I have a heart palace. I’ve never used this term before. I’ve never really understood the term before or what everything that Dusken told me about when she did an astral trip for me in early July. I knew that what she was describing to me was important. Since then, I’ve tried to imagine the place that she went to in order to retrieve a portion of my soul. Since then, I’ve tried to see what my heart palace looked like, on the outside as well as on the inside. I’ve tried to explain away all of the little things that it signifies with rationality, but it’s a problem. How can one be rational and scientific when you’re faced with the knowledge that not only have you lived a past life, and your mother was one of the most premier rules of the 18th Dynasty, but that it’s still a part of you in some way? Rationality withers in the face of this.
After Dee did her thing for me, as I said, I’ve tried to imagine what that place looks like. It hasn’t just been about the inside, which is still a foreign concept to me and may just remain that way. The outer doors to this palace were in the heart of the statue I’ve placed an image of here. The statue, the heart palace’s outer doors so to speak, is not crumbling. It has not met the face of time and been wounded into the battle. It is pure. It is whole. It is wrought of gold. The statue also is as big, in my mind’s eye, as the Great Pyramids in its reliquary of past kings of ancient Egypt. It lives in a place of solitude and an attitude of worship is necessary to enter there. This statue is where I placed part of my soul after my life ended in ancient Egypt all those centuries ago. I think my then-self placed it in the care of my mother for she loved me dearly and I knew that she would guard what I was placing there – bits of myself – as strongly as she had guarded me in that life. Too, where else would a knowledgeable priestess put her pieces if not in the hands of the living god on earth who she loved more than anything? I think that was the basic thoughts behind why my heart palace resides in a statue of my then-mother.

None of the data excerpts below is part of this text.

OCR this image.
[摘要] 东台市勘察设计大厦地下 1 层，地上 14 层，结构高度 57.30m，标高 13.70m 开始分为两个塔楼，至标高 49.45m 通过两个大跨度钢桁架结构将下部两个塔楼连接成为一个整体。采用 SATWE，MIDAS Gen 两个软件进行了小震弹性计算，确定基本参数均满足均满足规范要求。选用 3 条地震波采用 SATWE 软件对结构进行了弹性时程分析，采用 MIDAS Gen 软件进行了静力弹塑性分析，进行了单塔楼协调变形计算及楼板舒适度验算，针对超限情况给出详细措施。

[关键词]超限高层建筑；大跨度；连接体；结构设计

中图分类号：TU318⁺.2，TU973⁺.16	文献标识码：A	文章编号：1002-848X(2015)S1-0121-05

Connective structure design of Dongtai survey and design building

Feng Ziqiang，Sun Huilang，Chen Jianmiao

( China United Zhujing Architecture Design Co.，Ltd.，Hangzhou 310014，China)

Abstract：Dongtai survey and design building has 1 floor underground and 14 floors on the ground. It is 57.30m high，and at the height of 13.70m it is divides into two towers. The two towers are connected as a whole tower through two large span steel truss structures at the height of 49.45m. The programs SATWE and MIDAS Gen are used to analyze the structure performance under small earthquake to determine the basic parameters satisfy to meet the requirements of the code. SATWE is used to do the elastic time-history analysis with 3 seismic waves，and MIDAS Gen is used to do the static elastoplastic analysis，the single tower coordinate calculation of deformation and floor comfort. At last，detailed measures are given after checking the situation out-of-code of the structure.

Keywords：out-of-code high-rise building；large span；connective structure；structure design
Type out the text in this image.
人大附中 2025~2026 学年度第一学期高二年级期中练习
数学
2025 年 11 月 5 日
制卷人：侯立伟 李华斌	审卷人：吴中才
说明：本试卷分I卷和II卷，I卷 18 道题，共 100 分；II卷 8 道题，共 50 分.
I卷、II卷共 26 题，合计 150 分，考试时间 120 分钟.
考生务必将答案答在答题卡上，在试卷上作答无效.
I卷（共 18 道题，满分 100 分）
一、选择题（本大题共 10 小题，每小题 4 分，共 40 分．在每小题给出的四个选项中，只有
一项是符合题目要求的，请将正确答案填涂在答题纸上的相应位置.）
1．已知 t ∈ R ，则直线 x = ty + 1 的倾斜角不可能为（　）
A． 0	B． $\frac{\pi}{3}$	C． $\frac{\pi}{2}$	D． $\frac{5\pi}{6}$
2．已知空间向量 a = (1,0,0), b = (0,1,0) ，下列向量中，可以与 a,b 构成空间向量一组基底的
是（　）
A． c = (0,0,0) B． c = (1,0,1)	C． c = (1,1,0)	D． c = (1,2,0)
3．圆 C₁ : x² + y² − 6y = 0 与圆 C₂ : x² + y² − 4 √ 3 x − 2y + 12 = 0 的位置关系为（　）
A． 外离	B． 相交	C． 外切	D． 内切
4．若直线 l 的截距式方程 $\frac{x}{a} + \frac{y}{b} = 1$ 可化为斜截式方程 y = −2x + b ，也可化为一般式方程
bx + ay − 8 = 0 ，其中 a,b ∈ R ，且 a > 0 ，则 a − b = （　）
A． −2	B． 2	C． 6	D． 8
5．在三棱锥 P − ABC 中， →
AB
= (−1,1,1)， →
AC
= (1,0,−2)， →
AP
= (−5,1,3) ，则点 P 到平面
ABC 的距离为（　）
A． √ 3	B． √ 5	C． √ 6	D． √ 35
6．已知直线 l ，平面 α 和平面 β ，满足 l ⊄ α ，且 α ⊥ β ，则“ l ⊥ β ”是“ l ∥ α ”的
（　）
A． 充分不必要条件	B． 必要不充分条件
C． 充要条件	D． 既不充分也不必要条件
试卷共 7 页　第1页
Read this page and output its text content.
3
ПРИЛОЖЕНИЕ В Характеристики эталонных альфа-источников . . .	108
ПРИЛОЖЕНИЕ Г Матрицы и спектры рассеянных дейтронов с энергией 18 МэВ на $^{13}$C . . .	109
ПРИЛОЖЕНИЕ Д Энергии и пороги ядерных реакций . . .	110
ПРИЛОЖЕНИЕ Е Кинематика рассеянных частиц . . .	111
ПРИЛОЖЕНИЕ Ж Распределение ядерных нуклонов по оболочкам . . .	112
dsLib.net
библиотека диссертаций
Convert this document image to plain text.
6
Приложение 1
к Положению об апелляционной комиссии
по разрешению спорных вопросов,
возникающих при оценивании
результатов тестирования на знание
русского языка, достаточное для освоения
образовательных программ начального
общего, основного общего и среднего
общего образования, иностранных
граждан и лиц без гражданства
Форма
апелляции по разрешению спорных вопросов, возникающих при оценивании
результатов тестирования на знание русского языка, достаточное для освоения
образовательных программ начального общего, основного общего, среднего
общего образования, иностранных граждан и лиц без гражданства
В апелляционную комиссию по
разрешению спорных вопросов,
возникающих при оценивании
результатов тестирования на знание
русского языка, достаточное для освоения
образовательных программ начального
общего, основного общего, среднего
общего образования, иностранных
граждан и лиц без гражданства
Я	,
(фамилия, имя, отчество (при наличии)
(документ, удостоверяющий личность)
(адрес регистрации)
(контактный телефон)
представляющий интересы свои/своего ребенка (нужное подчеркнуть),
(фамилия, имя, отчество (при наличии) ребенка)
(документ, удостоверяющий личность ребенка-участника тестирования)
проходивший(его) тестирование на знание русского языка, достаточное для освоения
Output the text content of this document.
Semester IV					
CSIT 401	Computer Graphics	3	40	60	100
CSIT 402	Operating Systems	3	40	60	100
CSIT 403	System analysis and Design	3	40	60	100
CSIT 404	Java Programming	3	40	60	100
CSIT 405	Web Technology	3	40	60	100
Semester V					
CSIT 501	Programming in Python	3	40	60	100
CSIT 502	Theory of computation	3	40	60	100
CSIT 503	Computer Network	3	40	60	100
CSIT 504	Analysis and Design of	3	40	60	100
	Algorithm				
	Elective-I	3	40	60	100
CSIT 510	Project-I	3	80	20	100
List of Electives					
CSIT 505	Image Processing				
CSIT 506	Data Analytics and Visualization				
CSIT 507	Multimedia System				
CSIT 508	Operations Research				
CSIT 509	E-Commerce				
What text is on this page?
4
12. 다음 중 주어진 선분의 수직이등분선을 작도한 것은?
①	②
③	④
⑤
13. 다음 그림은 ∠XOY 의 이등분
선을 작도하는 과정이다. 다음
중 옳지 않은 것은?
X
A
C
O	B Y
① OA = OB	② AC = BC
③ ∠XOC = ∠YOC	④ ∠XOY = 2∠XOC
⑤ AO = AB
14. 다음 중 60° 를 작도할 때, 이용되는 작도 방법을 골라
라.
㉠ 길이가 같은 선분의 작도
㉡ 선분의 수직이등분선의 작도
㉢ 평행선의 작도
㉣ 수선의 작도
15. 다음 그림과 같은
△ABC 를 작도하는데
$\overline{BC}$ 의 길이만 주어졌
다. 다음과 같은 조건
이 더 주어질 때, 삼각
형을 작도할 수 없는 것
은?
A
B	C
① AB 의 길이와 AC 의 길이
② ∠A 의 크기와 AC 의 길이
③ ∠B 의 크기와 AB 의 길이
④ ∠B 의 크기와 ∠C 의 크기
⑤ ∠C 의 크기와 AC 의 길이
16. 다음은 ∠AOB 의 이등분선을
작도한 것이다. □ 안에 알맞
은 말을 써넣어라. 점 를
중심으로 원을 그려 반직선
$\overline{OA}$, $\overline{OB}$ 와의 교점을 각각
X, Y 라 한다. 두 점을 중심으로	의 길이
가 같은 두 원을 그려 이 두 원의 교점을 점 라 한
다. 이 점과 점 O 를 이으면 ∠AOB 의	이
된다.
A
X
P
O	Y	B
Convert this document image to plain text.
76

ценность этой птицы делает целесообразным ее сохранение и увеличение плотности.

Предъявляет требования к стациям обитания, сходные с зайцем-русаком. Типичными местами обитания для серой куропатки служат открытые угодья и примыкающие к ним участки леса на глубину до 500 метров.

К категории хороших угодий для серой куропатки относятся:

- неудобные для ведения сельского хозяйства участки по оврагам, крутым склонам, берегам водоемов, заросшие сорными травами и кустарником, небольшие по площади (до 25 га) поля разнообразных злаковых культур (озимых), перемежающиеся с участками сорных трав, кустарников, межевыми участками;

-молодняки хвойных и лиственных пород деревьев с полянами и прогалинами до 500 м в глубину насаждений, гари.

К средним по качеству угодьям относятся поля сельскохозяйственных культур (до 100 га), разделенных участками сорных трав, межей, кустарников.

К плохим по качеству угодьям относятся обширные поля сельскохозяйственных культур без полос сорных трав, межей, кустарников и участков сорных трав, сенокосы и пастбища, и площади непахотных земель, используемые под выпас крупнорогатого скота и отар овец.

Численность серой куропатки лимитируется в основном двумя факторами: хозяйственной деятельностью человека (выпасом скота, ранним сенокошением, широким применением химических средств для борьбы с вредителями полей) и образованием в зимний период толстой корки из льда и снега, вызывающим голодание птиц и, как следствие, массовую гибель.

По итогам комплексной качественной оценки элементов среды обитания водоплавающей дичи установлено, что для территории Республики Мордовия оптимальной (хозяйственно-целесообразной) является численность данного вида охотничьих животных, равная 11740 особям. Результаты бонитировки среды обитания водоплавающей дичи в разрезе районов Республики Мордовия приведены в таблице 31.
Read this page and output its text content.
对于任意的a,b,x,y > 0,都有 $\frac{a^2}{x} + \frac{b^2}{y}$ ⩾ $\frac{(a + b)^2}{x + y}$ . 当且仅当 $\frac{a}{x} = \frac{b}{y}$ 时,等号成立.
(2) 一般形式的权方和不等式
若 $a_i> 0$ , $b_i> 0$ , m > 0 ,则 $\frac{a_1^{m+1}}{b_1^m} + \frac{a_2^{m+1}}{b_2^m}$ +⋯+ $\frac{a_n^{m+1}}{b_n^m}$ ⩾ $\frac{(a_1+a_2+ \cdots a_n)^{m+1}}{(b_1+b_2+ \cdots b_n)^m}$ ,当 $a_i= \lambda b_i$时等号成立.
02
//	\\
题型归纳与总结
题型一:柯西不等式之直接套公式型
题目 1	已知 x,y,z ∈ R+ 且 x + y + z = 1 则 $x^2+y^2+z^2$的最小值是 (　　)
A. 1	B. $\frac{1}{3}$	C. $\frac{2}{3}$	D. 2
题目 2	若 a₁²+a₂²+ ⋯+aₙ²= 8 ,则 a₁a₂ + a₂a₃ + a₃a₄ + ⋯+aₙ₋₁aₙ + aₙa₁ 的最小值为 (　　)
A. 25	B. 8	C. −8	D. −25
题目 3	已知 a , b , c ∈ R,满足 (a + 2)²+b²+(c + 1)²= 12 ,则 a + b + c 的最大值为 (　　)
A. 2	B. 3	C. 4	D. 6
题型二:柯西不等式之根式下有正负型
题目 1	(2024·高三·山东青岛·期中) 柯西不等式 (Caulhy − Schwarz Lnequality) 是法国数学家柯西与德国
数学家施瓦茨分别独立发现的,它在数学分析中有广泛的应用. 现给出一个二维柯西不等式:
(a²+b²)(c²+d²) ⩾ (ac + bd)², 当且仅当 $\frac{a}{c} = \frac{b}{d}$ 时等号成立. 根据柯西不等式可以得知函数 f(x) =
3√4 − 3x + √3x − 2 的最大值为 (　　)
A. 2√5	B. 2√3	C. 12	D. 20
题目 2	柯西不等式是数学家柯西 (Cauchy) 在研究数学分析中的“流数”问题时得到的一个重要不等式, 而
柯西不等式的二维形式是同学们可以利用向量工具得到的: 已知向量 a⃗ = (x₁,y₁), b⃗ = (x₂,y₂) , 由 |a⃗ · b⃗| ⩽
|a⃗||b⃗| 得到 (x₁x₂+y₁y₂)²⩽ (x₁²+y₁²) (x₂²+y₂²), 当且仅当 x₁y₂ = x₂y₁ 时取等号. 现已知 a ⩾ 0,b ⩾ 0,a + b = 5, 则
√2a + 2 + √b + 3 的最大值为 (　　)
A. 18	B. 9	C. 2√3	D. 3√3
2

There is a temple within that heart palace. In that temple, Dee saw the statues of Sekhmet, Sutekh, and Heru. When she told me this, my initial belief was that it had to do with not just who I was back then but who I am in general. I believed that the imagery of Sutekh and Heru hearkened back to the days when I was of the royal household. Both, prior to Sutekh’s demonization over the years, were royal guardians in their own right. I assumed the statues had more to do with past lives and these gods being the most important gods in those past lives. Obviously, Sekhmet has more bearing now than she probably did back then (although I couldn’t say for sure how correct that is). I left it at that.
I was wrong.
Dee told me today after a brief conversation that I had been called a “child of Sutekh.” My initial response to this was pretty much denial and negativity. I shook my head (as though she could see it). There was no way I was a child of Sutekh. It wasn’t that I was hoping to deny it and therefore make it true. I couldn’t see a damn thing about myself that would even remotely have been proved to make me a child of his. I was not chaotic or tricksy or any of that jazz. I was falling into the patterns we see amongst other Kemetics – Sutekh is the evil! Some days, I forget that I’m supposed to be more broad minded about my own religion. After a while, I started thinking more intently with what she was saying. “A child of Sutekh.”
And I’m beginning to rethink the purpose behind that particular aspect to my heart palace. Maybe it’s not just a reliquary for my soul portions, given to those gods. Maybe it has more to do with a reminder that I am a child of all three of them, in some manner or another. I couldn’t be sure, of course, but there’s a feeling here… a feeling that I should pay closer attention to where my thoughts are headed.
Also, I hear laughter in my head and it’s not the Old Man’s guffaw.